From: Wide Field-of-View Fluorescence Imaging of Coral Reefs

Figure 4

Ambient light subtraction.

When imaging fluorescence during daytime, subtraction of the pixel values of an image that contains only ambient light from an image taken with the blue strobes on produces a derived fluorescence image, similar to a nighttime image taken directly with no ambient light. As the strobe duration is fixed (on the order of a few ms), increasing the exposure time increases the intensity of the ambient illumination in the image, while keeping the same fluorescence intensity. Thus, imaging the same scene with different shutter speeds allowed us to test how varying contamination levels from ambient light affected the resulting fluorescence image. In the daytime images shown, the shutter speed was 1/80s, three times the minimum possible shutter speed (1/250s), to allow high levels of ambient light in the image.
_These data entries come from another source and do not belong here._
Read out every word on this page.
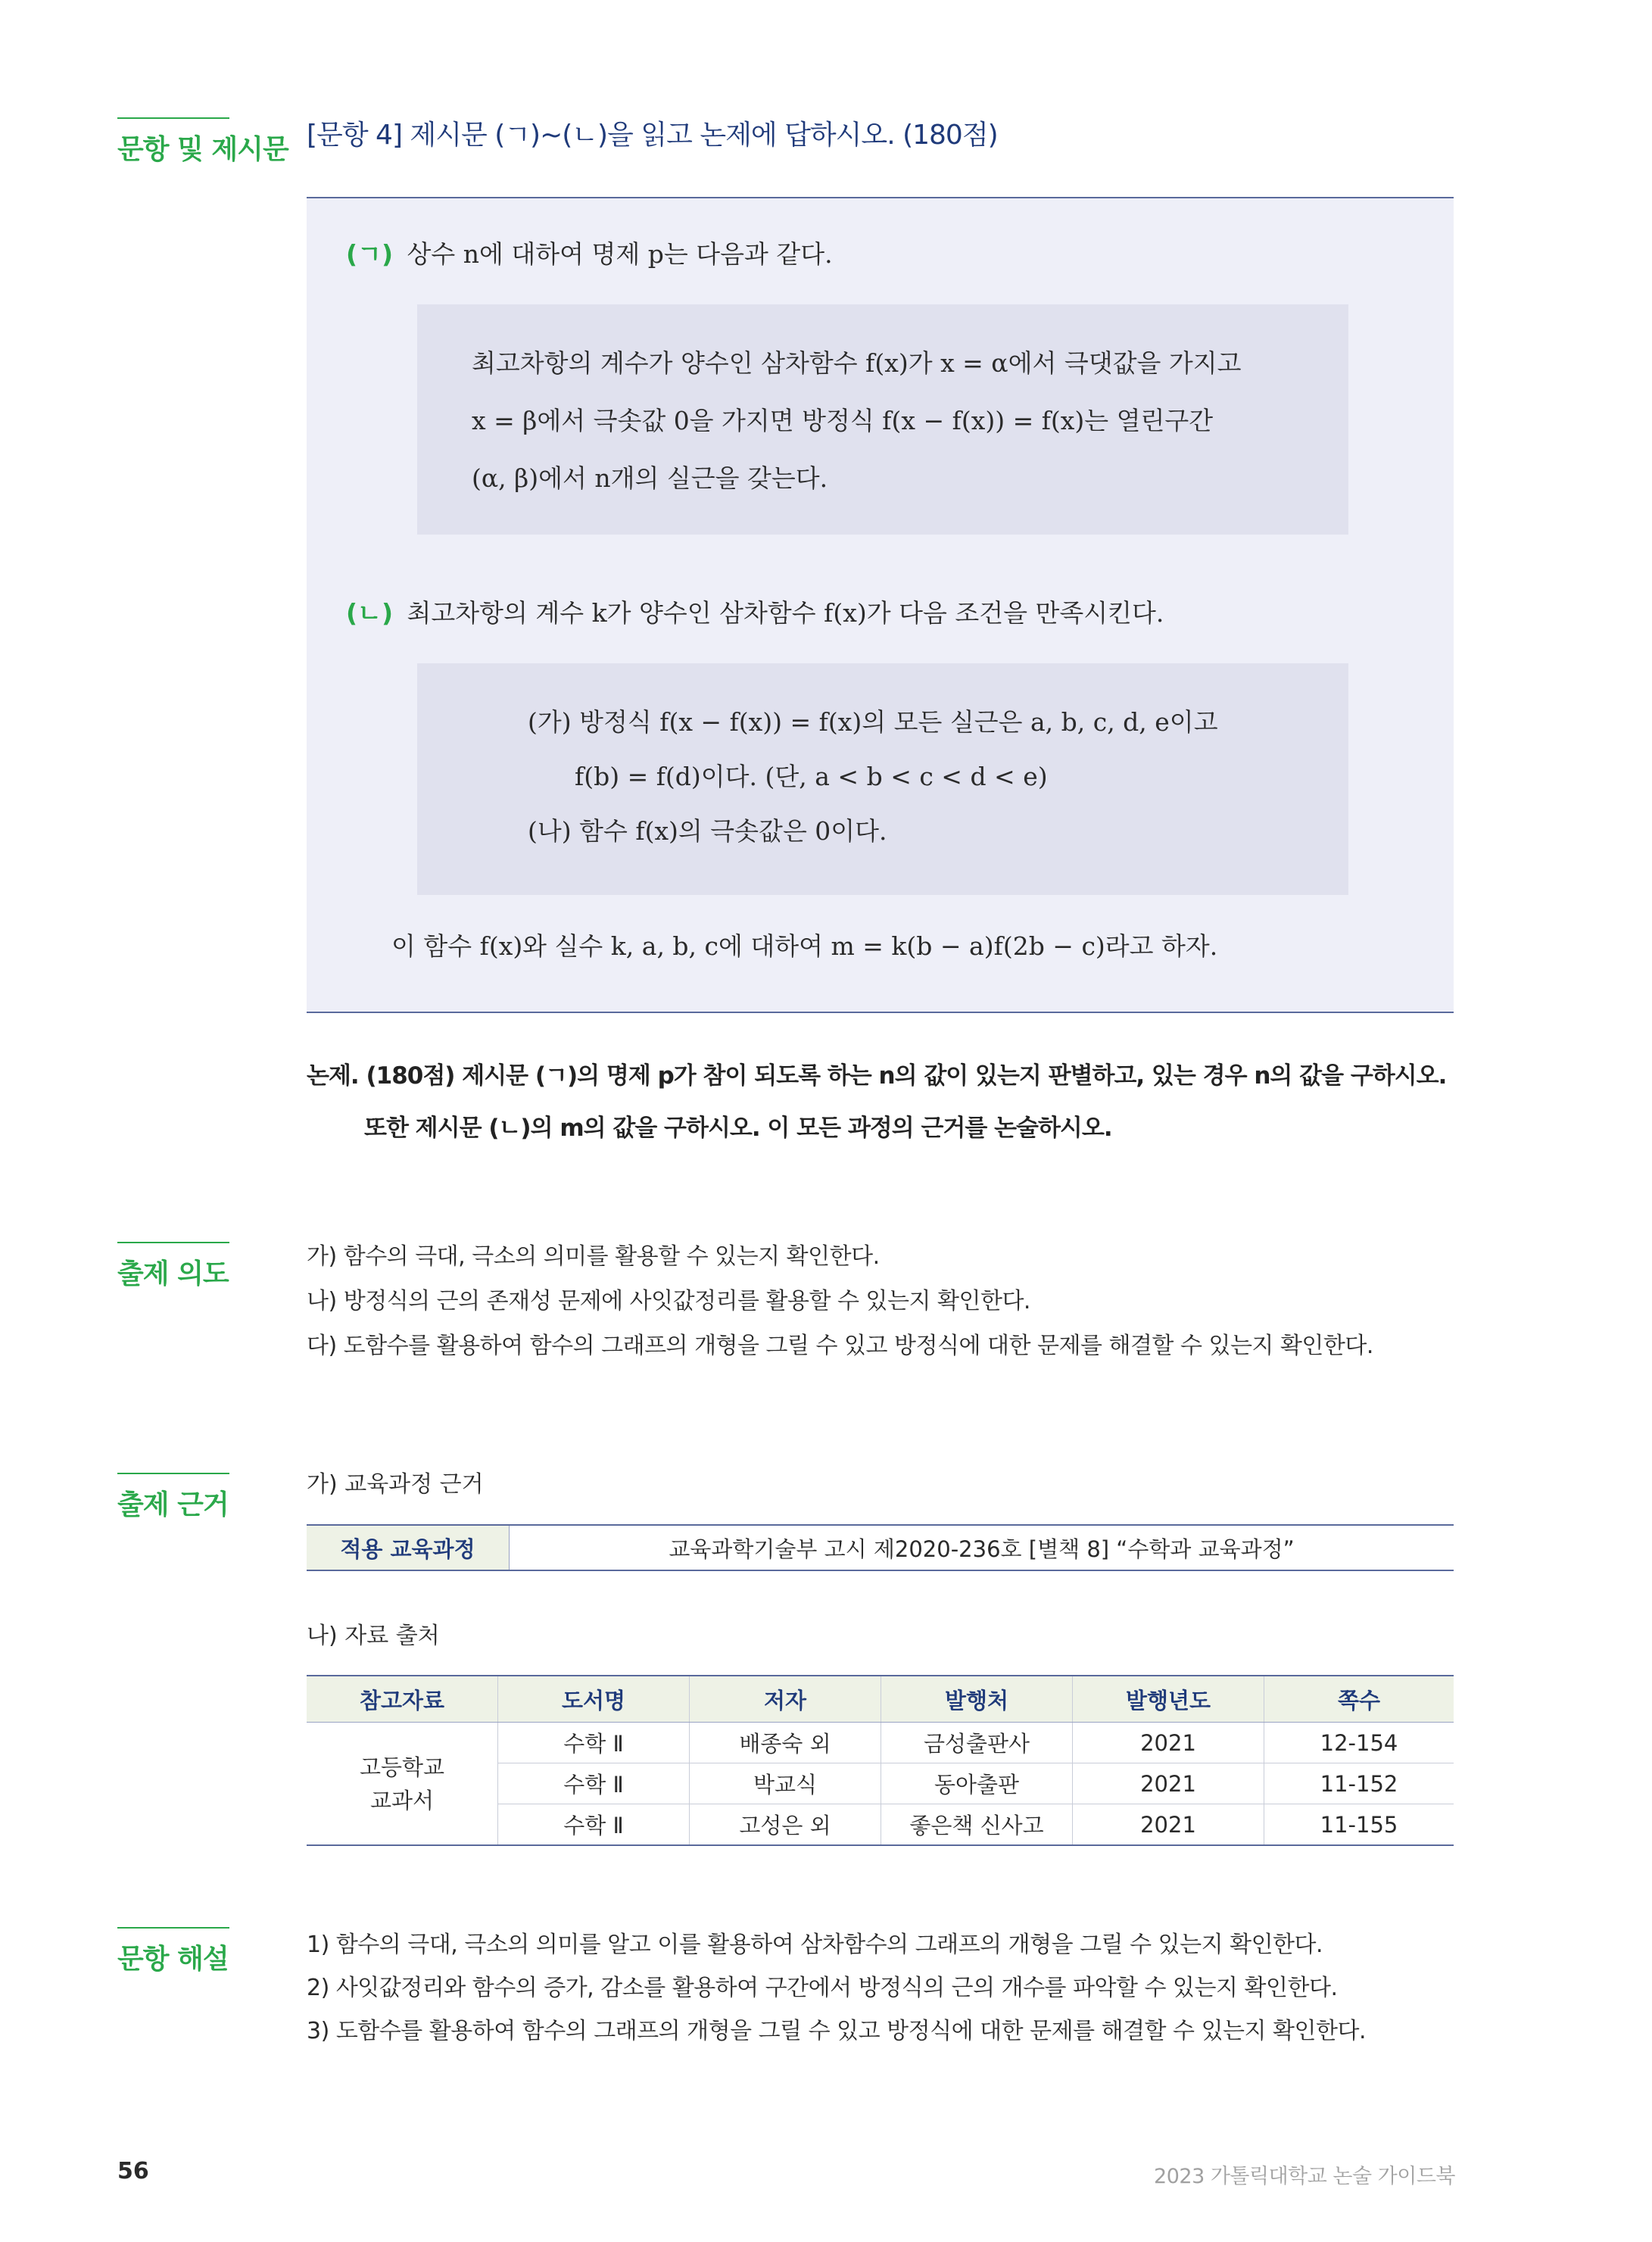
문항 및 제시문
출제 의도
출제 근거
문항 해설
[문항 4] 제시문 (ㄱ)~(ㄴ)을 읽고 논제에 답하시오. (180점)
(ㄱ) 상수 n에 대하여 명제 p는 다음과 같다.
최고차항의 계수가 양수인 삼차함수 f(x)가 x = α에서 극댓값을 가지고
x = β에서 극솟값 0을 가지면 방정식 f(x − f(x)) = f(x)는 열린구간
(α, β)에서 n개의 실근을 갖는다.
(ㄴ) 최고차항의 계수 k가 양수인 삼차함수 f(x)가 다음 조건을 만족시킨다.
(가) 방정식 f(x − f(x)) = f(x)의 모든 실근은 a, b, c, d, e이고
f(b) = f(d)이다. (단, a < b < c < d < e)
(나) 함수 f(x)의 극솟값은 0이다.
이 함수 f(x)와 실수 k, a, b, c에 대하여 m = k(b − a)f(2b − c)라고 하자.
논제. (180점) 제시문 (ㄱ)의 명제 p가 참이 되도록 하는 n의 값이 있는지 판별하고, 있는 경우 n의 값을 구하시오.
또한 제시문 (ㄴ)의 m의 값을 구하시오. 이 모든 과정의 근거를 논술하시오.
가) 함수의 극대, 극소의 의미를 활용할 수 있는지 확인한다.
나) 방정식의 근의 존재성 문제에 사잇값정리를 활용할 수 있는지 확인한다.
다) 도함수를 활용하여 함수의 그래프의 개형을 그릴 수 있고 방정식에 대한 문제를 해결할 수 있는지 확인한다.
가) 교육과정 근거
적용 교육과정	교육과학기술부 고시 제2020-236호 [별책 8] “수학과 교육과정”
나) 자료 출처
참고자료	도서명	저자	발행처	발행년도	쪽수

고등학교
교과서	수학 Ⅱ	배종숙 외	금성출판사	2021	12-154
	수학 Ⅱ	박교식	동아출판	2021	11-152
	수학 Ⅱ	고성은 외	좋은책 신사고	2021	11-155
1) 함수의 극대, 극소의 의미를 알고 이를 활용하여 삼차함수의 그래프의 개형을 그릴 수 있는지 확인한다.
2) 사잇값정리와 함수의 증가, 감소를 활용하여 구간에서 방정식의 근의 개수를 파악할 수 있는지 확인한다.
3) 도함수를 활용하여 함수의 그래프의 개형을 그릴 수 있고 방정식에 대한 문제를 해결할 수 있는지 확인한다.
56	2023 가톨릭대학교 논술 가이드북
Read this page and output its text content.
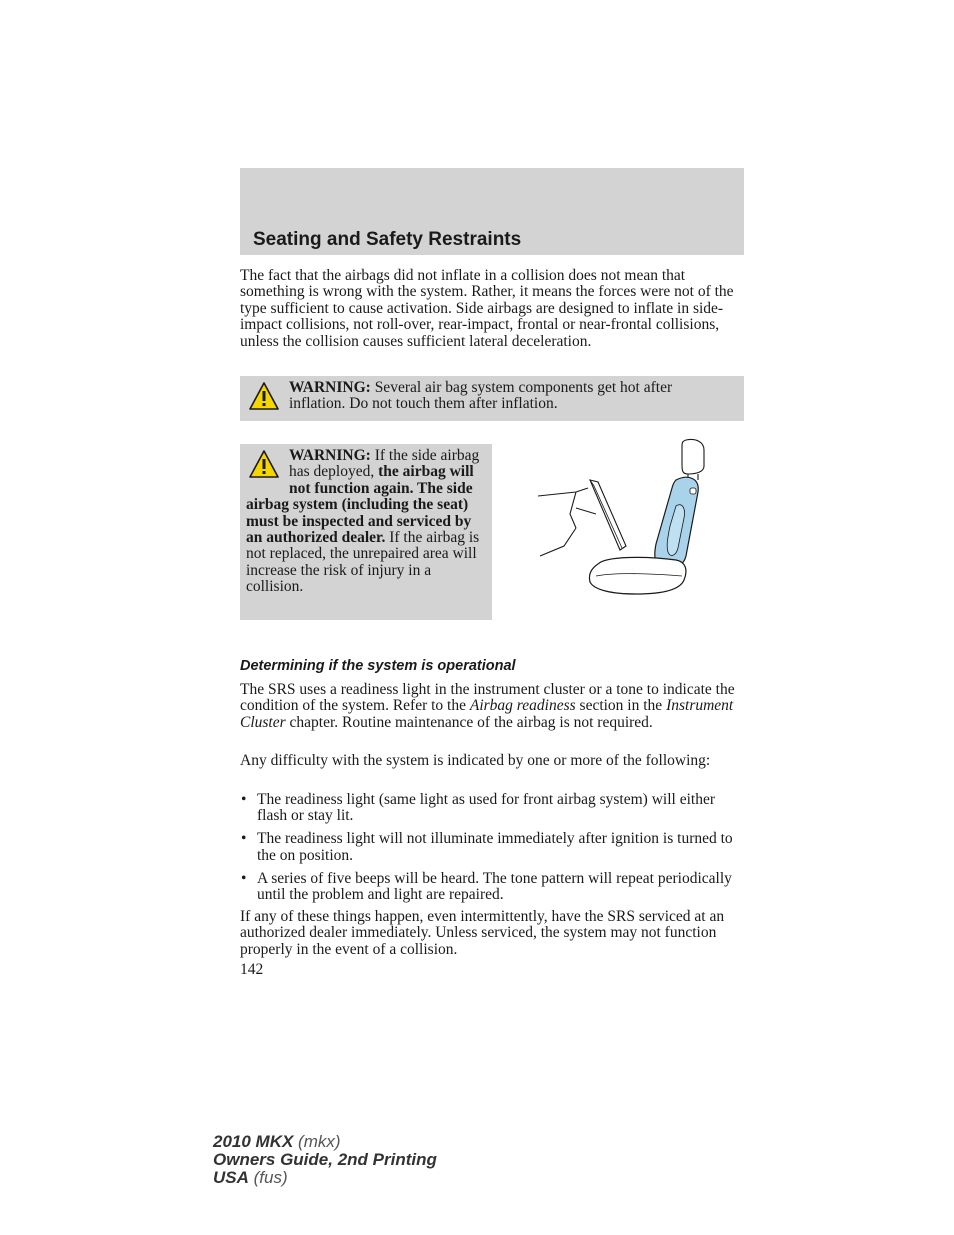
Seating and Safety Restraints

The fact that the airbags did not inflate in a collision does not mean that something is wrong with the system. Rather, it means the forces were not of the type sufficient to cause activation. Side airbags are designed to inflate in side-impact collisions, not roll-over, rear-impact, frontal or near-frontal collisions, unless the collision causes sufficient lateral deceleration.

WARNING: Several air bag system components get hot after inflation. Do not touch them after inflation.
WARNING: If the side airbag has deployed, the airbag will not function again. The side airbag system (including the seat) must be inspected and serviced by an authorized dealer. If the airbag is not replaced, the unrepaired area will increase the risk of injury in a collision.
Determining if the system is operational

The SRS uses a readiness light in the instrument cluster or a tone to indicate the condition of the system. Refer to the Airbag readiness section in the Instrument Cluster chapter. Routine maintenance of the airbag is not required.

Any difficulty with the system is indicated by one or more of the following:

• The readiness light (same light as used for front airbag system) will either flash or stay lit.
• The readiness light will not illuminate immediately after ignition is turned to the on position.
• A series of five beeps will be heard. The tone pattern will repeat periodically until the problem and light are repaired.

If any of these things happen, even intermittently, have the SRS serviced at an authorized dealer immediately. Unless serviced, the system may not function properly in the event of a collision.

142
2010 MKX (mkx)
Owners Guide, 2nd Printing
USA (fus)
For both these exposure times (1/80s and 1/250s) the accuracy of the ambient light subtraction method was 85% compared to nighttime GFP/CHL ratios for the coral on the left and 90% for the coral on the right. However, when the exposure time was increased to 1/50s the accuracies dropped significantly, suggesting that there was a point where the fluorescence values relative to ambient light dropped below noise levels. Images were taken in Bocas Del Toro, Panama at a depth of 5 m.